Partner
Power  /  Antecedent

You Didn’t Always Have to Be a Citizen to Vote in America

The electorate has consistently changed over time as politicians seek to shape it in their favor.

Recently, the New York City Council passed a law allowing permanent residents and those with DACA status to vote in local elections. This move comes amid a nationwide push to expressly forbid all noncitizen voting, even in states that don’t allow it. For example, Georgia Secretary of State Brad Raffensperger (R) circulated a petition for a state amendment banning noncitizen voting in Georgia. In 2020, Colorado, Florida and Alabama approved similar state amendments.

Both approaches may come as a surprise to Americans who assume that our system has explicitly defined who may vote. But it hasn’t.

The Constitution does not define voting as a right, and who possesses this privilege has been fluid throughout American history. Politicians have long enfranchised — or disfranchised — groups to benefit those already in power. That includes immigrants. While federal law since 1996 requires voters in federal elections to be citizens, state and local governments can enfranchise noncitizens in their elections, and our nation has a long history of granting noncitizens voting rights. Approximately two-thirds of the nation, in fact, allowed noncitizens to vote at some point in their territorial or state history, though the practice became curtailed after 1926.
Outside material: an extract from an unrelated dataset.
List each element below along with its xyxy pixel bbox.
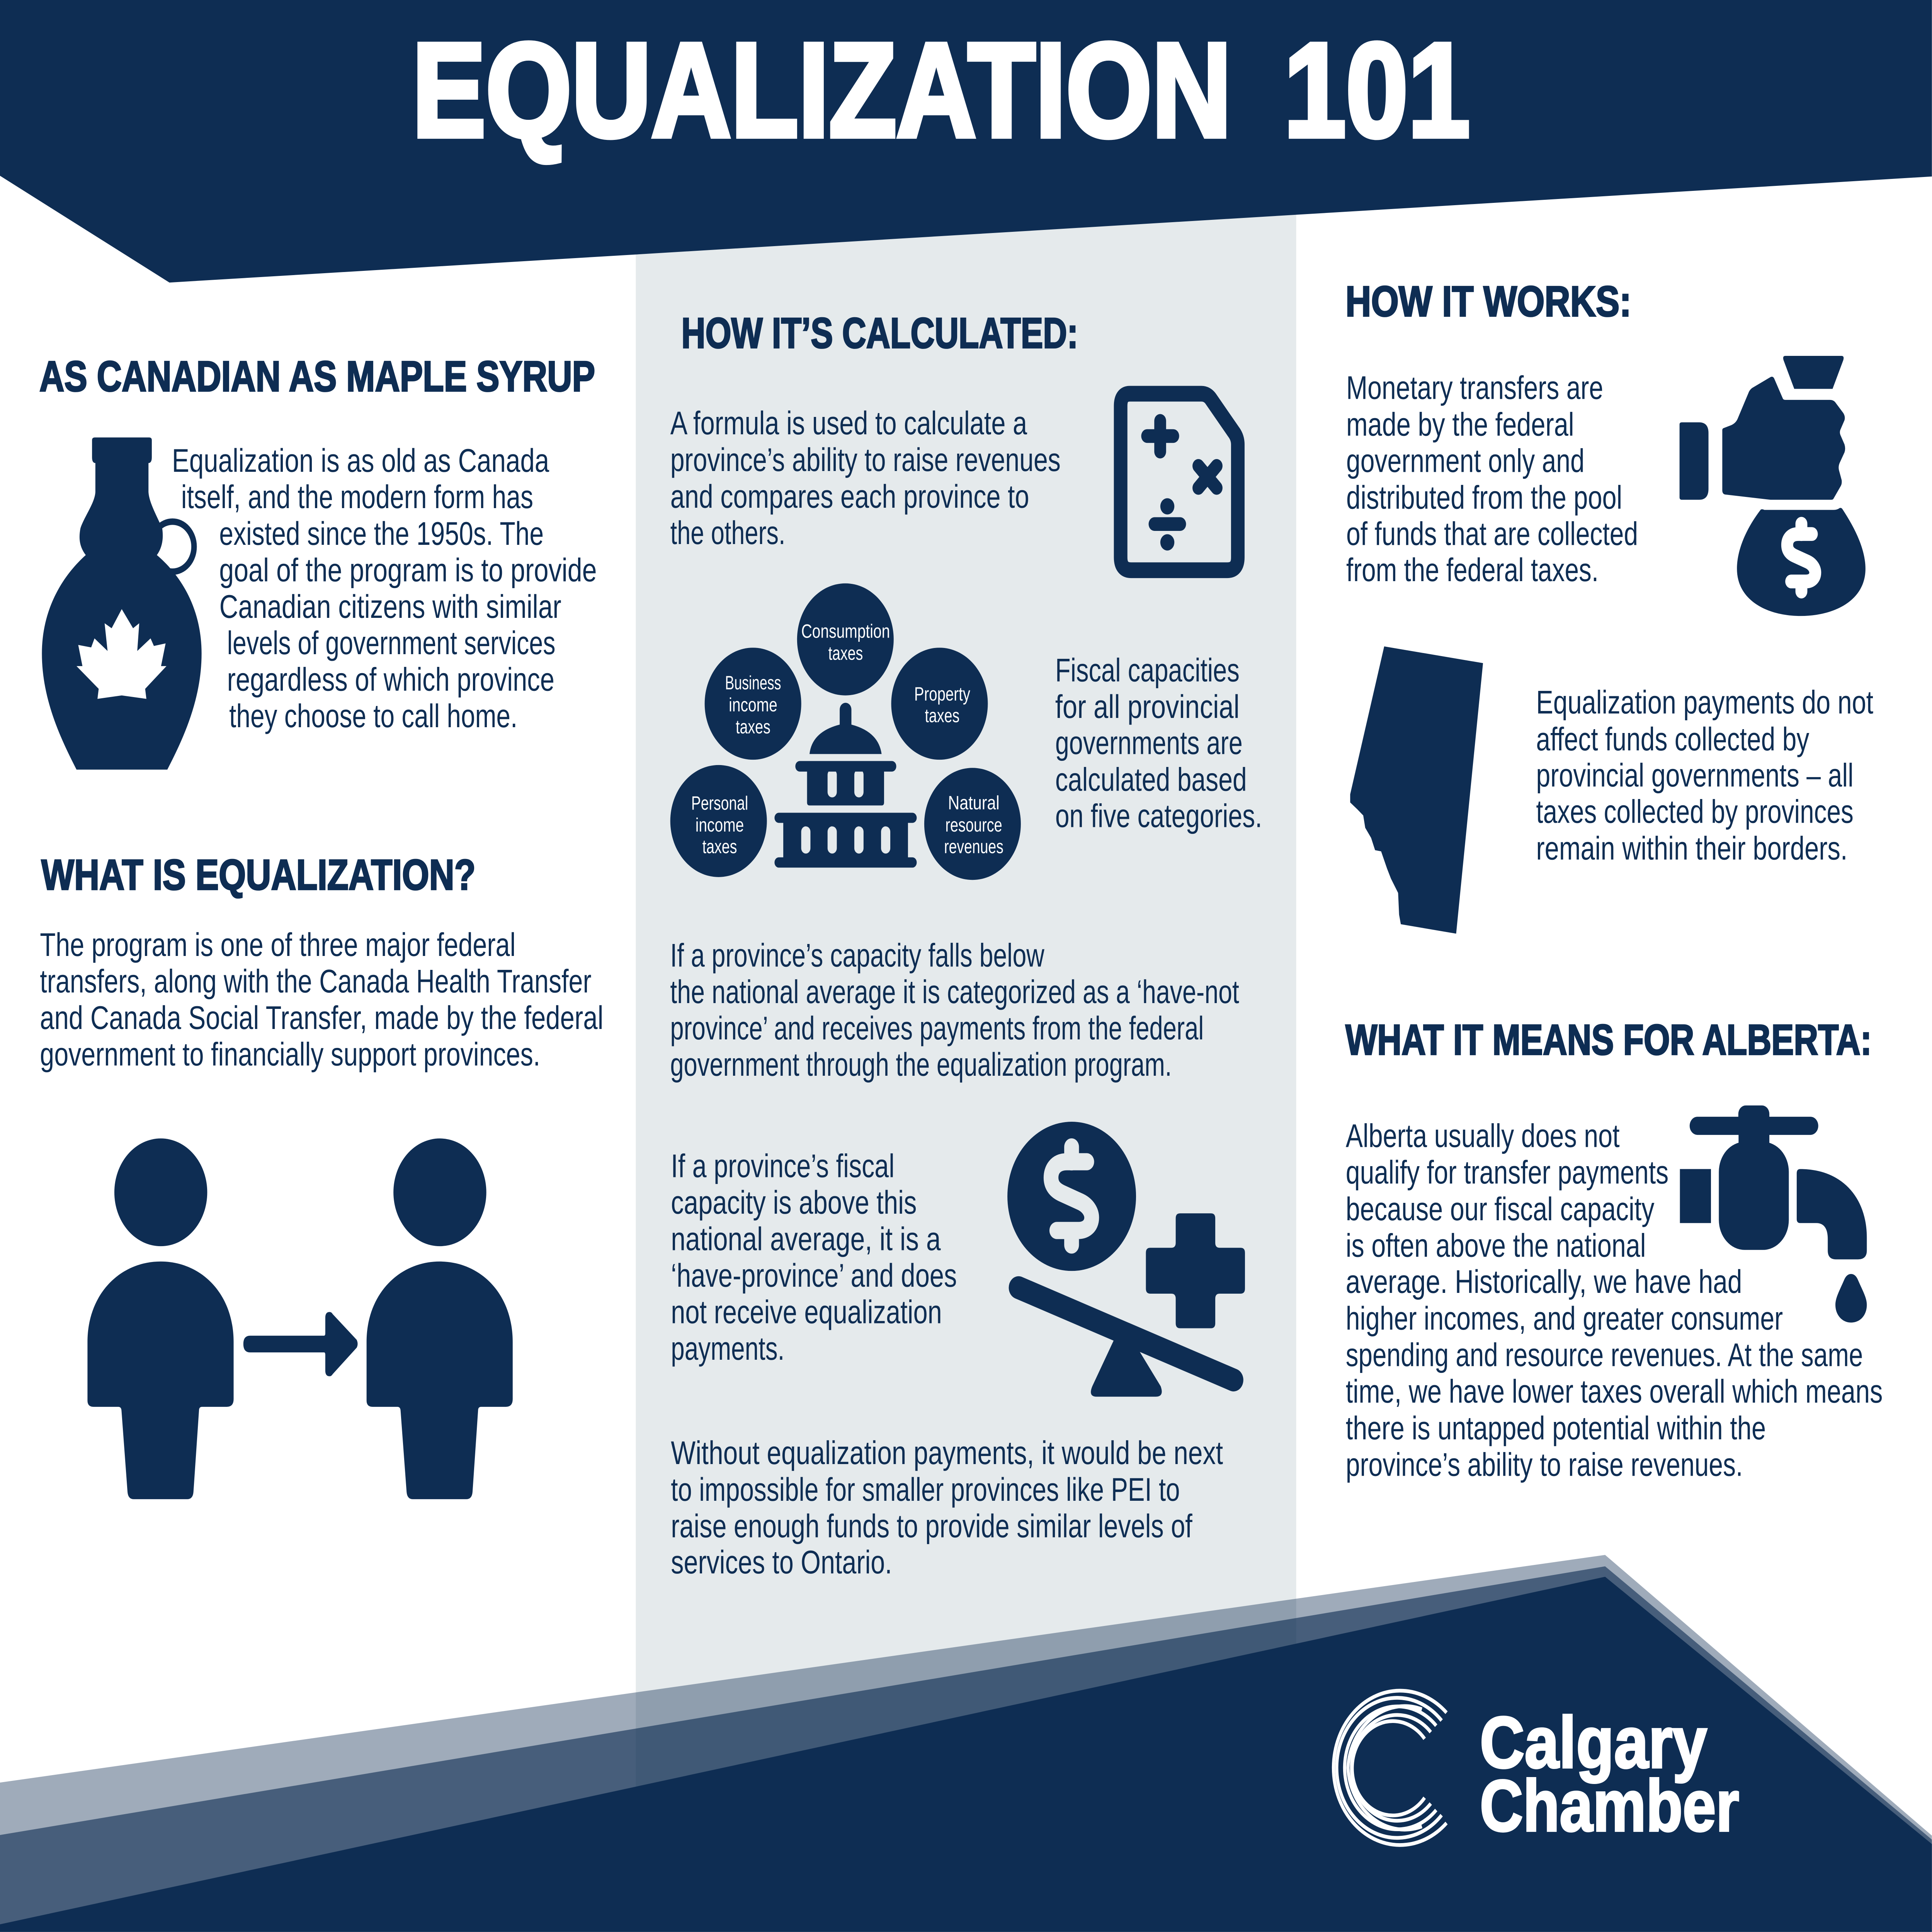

Efforts to limit voting rights, including those for noncitizen immigrants, have always been about reshaping the electorate as politicians see fit — choosing one’s voters — to serve particular beliefs about belonging and exclusion, in the absence of a truly representative system.

The founding generation, acting through the Confederation Congress, which governed the United States from 1781 to 1789, enfranchised immigrants in the Northwest Territory, the area west of Pennsylvania and east of the Mississippi River, for example. Noncitizen voting attracted immigrants by giving them a say in the government, and those in power saw it as training them for full citizenship.

In the Early Republic, many states and territories allowed “declarant immigrants” — those who had filed their intentions to become citizens — to vote. Under federal law, White, male immigrants who had resided in the nation for five years could naturalize as U.S. citizens three years after filing their intention to do so; allowing declarant immigrants to vote meant adding more White men to the rolls.

Then, amid the democratization of the nation in the 1820s, many states eliminated property requirements for White male voters, while erecting new barriers to political participation for women and people of color. A push to end immigrant voting was part of this restructuring of the boundaries of political rights, preserving the ballot for native-born White men amid increasing numbers of German and Irish immigrants.